Estimating the size of X-ray lamppost coronae in active galactic nuclei

TL;DR

This study estimates the size of X-ray lamppost coronae in active galactic nuclei using relativistic ray-tracing, revealing that corona size and height depend on black hole spin and accretion rate, with maximal spin solutions aligning better with observations.

Contribution

It introduces a method to constrain corona sizes in AGN using ray-tracing and applies it to real data, highlighting the influence of black hole spin on corona geometry.

Findings

Coronas can exist below the Eddington limit with size constraints.

Maximally spinning black holes allow corona solutions at any height.

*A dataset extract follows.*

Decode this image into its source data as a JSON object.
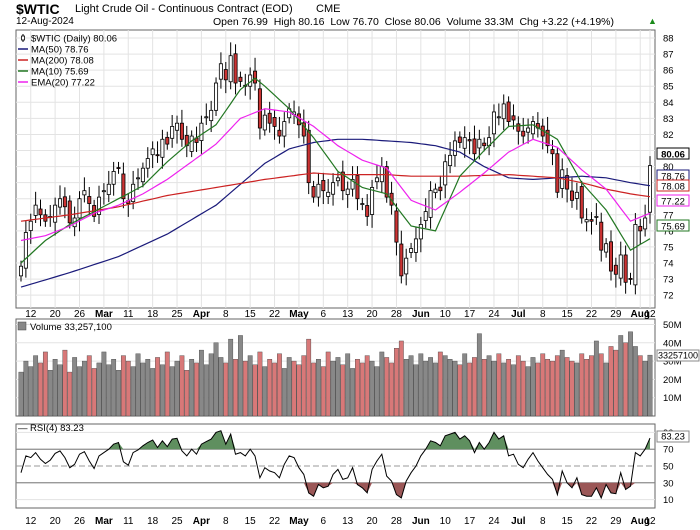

Higher spin correlates with more seed photon illumination and better spectral fit.

Abstract

We report estimates of the X-ray coronal size of active galactic nuclei in the lamppost geometry. In this commonly adopted scenario, the corona is assumed for simplicity to be a point-like X-ray source located on the axis of the accretion disc. However, the corona must intercept a number of optical/UV seed photons from the disc consistent with the observed X-ray flux, which constrains its size. We employ a relativistic ray-tracing code, originally developed by Dov\v{c}iak & Done (2016), that calculates the size of a Comptonizing lamppost corona illuminated by a standard thin disc. We assume that the disc extends down to the innermost stable circular orbit of a non-spinning or a maximally spinning black hole. We apply this method to a sample of 20 Seyfert 1 galaxies, using simultaneous optical/UV and X-ray archival data from XMM-Newton. At least for the sources accreting below the Eddington limit, we find that a Comptonizing lamppost corona can generally exist, but with constraints on its size and height above the event horizon of the black hole depending on the spin. For a maximally spinning black hole, a solution can almost always be found at any height, while for a non-spinning black hole the height must generally be higher than 5 gravitational radii. This is because, for a given luminosity, a higher spin implies more seed photons illuminating the corona due to a larger and hotter inner disc area. The maximal spin solution is favored, as it predicts an X-ray photon index in better agreement with the observations.